According to the standard of 20kN (EN 1621-1:2012 motorcycle protective clothing impact specification, and TM142 energy absorption test, under the impact energy of 50 J, respectively, the shock absorbing composite materials of Examples 2-1~2-4 The test is carried out. The test results are shown in the following list 2. Table 2  <TABLE border="1" borderColor="#000000" width="85%"><TBODY><tr><td> </td><td> Example 2-1 </td><td> Example 2-2 </td><td> Example 2-3 </td><td> Example 2-4 </td></tr><tr><td> EN1621 Impact Test (KN) </td ><td> P1:10.4 P2:10.0 P3:10.3 </td><td> P1:62.2 P2:63.7 P3:59.5 </td><td> P1:9.01 P2:9.12 P3:9.03 </td>< Td> P1:9.11 P2:9.19 P3:9.57 </td></tr><tr><td> TM142 Energy Absorption Test (g) </td><td> 15 </td><td> 24 </ Td><td> 15 </td><td> 15 </td></tr></TBODY></TABLE>

It can be seen from the above test results that after the foaming and curing process of the composition for preparing the shock absorbing composite of the present invention, the prepared shock absorbing composite material conforms to the standard of low g energy absorption. The shock absorbing composite can be applied to sporting goods design (such as insoles, clubs or rackets), medical protection (such as clothing for the elderly or the disabled) or other related applications (such as helmets) that have reduced impact requirements. Car bumper, etc.). In addition, the shock absorbing composite material of the present invention can also be applied to the field of national defense industry.

The invention has been described above in terms of the preferred embodiments, and it should be understood by those skilled in the art that the present invention is not intended to limit the scope of the invention. It should be noted that variations and permutations equivalent to those of the embodiments are intended to be included within the scope of the present invention. Therefore, the scope of protection of the present invention is defined by the scope of the patent application.

S101‧‧‧Step one

S102‧‧‧Step two

Fig. 1 is a flow chart showing a method of preparing a shock absorbing composite material of Example 2-1 of the present invention.

Claims (10)

A composition for preparing a shock absorbing composite comprising: a primary substrate comprising from 50 to 80% by weight based on the total weight of the composition, comprising: vinyl acetate; an ethylene/vinyl acetate copolymer; a sub-substrate, It comprises from 10 to 40% by weight of the total weight of the composition, and comprises: polyethylene; styrene butadiene rubber; thermoplastic elastomer; and an additive which is from 1 to 20% by weight based on the total weight of the composition. The composition of claim 1, wherein the secondary substrate further comprises: a binary cerium oxide material comprising: cerium oxide particles; and polydimethyl methoxy oxane. The composition of claim 2, wherein the composition comprises: 9-18 wt% of a binary cerium oxide material. The composition of claim 1 wherein the ethylene/vinyl acetate copolymer has a vinyl acetate content of from 60 to 90% by weight.
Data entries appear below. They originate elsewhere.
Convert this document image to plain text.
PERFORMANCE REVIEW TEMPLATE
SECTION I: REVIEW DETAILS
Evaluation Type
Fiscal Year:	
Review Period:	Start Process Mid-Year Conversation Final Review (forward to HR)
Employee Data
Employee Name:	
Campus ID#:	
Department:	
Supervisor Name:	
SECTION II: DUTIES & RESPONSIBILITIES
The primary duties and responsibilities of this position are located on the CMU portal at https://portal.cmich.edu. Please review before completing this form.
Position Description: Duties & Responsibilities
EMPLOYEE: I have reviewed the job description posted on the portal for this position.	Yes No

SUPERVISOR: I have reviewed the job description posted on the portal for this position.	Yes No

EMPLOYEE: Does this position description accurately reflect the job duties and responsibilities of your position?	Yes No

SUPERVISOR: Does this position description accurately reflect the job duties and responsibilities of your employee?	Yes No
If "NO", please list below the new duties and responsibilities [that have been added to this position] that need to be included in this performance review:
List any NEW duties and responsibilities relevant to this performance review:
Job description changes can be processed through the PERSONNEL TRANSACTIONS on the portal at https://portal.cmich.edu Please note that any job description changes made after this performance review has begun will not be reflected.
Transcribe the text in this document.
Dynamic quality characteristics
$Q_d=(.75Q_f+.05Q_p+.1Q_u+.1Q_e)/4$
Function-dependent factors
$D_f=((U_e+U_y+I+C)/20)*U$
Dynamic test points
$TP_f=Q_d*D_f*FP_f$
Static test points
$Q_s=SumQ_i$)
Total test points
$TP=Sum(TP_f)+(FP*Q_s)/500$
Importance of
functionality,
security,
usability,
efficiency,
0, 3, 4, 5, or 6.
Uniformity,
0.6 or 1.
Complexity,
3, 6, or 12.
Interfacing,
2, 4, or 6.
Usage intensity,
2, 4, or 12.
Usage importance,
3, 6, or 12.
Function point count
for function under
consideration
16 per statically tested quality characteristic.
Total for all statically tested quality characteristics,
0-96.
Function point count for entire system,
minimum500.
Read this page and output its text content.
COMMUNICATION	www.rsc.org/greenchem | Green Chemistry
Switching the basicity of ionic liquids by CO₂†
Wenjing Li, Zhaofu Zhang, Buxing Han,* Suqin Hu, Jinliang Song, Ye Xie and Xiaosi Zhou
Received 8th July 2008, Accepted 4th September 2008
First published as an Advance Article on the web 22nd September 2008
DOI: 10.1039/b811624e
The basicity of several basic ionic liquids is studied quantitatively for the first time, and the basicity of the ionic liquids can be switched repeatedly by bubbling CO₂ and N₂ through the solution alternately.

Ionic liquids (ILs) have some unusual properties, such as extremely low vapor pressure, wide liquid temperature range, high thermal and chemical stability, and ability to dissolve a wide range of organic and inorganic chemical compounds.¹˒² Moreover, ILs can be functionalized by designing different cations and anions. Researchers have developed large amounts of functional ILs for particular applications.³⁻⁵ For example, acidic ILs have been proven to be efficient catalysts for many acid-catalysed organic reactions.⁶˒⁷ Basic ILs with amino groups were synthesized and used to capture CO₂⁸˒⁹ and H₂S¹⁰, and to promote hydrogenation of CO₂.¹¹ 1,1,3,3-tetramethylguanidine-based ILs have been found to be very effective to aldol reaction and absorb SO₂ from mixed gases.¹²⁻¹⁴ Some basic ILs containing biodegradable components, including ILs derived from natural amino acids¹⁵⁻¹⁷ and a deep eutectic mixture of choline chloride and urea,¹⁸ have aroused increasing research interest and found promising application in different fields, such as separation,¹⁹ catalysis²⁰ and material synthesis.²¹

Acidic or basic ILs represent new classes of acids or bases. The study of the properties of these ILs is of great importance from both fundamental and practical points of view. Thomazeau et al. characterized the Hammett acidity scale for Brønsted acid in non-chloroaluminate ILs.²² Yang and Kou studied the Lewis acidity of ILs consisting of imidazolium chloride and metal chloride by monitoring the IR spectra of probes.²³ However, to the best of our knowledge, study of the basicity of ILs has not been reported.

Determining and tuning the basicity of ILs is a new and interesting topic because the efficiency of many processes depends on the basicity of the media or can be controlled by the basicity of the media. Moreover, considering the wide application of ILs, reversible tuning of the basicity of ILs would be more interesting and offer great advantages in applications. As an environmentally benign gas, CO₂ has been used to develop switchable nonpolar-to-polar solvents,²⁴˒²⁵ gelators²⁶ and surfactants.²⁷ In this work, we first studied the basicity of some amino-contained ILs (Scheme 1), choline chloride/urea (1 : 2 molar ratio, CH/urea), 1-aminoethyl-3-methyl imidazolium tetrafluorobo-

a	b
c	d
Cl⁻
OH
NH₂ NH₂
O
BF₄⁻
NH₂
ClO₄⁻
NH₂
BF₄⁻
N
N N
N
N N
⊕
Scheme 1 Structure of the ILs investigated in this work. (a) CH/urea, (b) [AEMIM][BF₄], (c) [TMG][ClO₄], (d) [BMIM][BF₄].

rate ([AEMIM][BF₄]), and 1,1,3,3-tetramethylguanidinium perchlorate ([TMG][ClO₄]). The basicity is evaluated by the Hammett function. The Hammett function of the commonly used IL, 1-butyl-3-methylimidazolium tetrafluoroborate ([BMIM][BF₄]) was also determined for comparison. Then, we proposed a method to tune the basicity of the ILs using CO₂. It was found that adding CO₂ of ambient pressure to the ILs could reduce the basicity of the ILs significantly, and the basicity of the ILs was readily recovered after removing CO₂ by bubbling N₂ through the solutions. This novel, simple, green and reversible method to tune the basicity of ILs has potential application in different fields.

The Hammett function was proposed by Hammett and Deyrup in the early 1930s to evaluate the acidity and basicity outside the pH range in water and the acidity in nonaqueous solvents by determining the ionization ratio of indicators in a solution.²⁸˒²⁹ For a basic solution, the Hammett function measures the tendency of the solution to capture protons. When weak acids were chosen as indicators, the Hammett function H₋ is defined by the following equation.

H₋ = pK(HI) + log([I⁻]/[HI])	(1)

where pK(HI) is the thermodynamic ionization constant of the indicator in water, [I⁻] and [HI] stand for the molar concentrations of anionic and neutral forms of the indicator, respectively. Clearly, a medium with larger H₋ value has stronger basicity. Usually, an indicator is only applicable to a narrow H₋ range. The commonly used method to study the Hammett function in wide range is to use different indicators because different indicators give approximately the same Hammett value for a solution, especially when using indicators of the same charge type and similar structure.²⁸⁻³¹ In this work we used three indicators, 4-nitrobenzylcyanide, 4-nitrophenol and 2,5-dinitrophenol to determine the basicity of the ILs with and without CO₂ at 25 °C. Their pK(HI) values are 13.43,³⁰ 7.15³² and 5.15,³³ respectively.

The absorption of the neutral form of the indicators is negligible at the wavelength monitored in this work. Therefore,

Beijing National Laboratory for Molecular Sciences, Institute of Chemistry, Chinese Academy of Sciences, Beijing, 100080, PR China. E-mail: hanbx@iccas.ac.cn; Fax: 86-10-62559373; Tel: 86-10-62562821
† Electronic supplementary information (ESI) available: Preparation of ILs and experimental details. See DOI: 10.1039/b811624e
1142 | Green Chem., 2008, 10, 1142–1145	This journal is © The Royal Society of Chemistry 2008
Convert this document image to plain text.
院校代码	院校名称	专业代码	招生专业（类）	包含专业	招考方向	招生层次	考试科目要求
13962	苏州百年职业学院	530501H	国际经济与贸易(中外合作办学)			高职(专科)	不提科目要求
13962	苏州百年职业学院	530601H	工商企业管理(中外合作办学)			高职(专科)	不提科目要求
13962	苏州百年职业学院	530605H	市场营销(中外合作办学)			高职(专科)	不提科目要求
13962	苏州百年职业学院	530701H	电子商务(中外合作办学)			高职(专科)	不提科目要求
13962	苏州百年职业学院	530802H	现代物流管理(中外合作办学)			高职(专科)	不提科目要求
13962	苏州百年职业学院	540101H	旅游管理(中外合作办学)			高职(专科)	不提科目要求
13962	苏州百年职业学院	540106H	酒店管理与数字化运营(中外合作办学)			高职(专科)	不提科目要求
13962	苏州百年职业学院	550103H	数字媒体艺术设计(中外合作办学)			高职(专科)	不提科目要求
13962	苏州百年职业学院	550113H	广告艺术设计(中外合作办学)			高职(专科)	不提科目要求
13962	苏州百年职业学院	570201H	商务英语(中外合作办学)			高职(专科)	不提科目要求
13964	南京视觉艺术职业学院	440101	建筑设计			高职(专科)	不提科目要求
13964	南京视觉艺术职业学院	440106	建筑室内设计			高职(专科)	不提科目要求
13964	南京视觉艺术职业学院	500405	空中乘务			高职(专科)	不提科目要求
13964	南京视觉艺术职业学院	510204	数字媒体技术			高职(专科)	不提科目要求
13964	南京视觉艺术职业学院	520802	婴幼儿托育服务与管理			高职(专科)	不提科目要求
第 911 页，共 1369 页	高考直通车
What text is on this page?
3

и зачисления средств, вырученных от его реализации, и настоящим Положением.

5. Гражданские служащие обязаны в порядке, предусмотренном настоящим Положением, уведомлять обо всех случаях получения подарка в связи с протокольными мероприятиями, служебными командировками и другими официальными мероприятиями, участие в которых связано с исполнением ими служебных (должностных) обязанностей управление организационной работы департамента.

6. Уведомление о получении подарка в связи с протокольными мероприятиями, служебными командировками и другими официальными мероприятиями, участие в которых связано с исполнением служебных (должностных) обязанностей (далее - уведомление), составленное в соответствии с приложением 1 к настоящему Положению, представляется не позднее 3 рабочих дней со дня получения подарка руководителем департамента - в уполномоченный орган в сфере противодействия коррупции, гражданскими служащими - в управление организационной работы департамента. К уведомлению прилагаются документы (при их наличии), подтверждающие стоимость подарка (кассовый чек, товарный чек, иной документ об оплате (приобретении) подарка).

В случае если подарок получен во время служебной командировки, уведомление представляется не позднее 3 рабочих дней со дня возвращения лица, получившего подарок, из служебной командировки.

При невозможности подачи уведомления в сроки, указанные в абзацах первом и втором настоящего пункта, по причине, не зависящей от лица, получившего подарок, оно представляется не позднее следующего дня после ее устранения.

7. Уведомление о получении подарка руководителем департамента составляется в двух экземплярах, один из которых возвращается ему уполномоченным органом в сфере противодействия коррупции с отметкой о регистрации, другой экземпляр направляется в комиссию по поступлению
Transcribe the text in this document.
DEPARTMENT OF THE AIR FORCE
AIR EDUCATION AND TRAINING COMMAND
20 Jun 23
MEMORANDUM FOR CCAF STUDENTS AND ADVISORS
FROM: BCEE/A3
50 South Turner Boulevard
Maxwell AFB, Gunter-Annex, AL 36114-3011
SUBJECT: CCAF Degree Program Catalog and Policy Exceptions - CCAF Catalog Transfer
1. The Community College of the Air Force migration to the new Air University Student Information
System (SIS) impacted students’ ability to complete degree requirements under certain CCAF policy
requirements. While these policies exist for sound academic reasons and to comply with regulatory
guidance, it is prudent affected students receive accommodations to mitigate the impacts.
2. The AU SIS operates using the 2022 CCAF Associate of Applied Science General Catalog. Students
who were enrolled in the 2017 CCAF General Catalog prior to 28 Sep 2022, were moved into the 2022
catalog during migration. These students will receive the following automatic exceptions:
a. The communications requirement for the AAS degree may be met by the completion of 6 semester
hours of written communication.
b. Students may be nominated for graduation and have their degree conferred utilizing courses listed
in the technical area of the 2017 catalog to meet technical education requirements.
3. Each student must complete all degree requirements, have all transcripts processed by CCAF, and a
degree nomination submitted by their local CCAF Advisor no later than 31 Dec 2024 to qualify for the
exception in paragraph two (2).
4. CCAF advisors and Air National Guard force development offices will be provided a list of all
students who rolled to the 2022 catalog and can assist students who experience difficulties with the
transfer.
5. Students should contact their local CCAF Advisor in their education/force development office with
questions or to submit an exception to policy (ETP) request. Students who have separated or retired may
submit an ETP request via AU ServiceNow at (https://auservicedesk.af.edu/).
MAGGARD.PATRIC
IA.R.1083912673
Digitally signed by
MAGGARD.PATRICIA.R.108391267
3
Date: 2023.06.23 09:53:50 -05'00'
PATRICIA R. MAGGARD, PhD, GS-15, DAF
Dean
The composition of claim 1, wherein the additive is selected from the group consisting of a blowing agent, a foaming aid, a bridging agent, a bridging aid, a color granule, and a filler. The composition of claim 1, wherein the composition comprises: 5 to 7 wt% of vinyl acetate; and 45 to 63 wt% of an ethylene/vinyl acetate copolymer. The composition of claim 1, wherein the composition comprises: 6-18 wt% polyethylene; 3-6 wt% styrene butadiene rubber; and 2-4 wt% thermoplastic elastomer. The composition of claim 1 wherein the thermoplastic elastomer system is a styrene ethylene butylene styrene block copolymer. An shock absorbing composite material obtained by kneading the composition according to any one of claims 1 to 8, and foam molding. A method of preparing a shock absorbing composite material, comprising: kneading the composition according to any one of claims 1 to 8; and foam molding the above-described kneaded composition.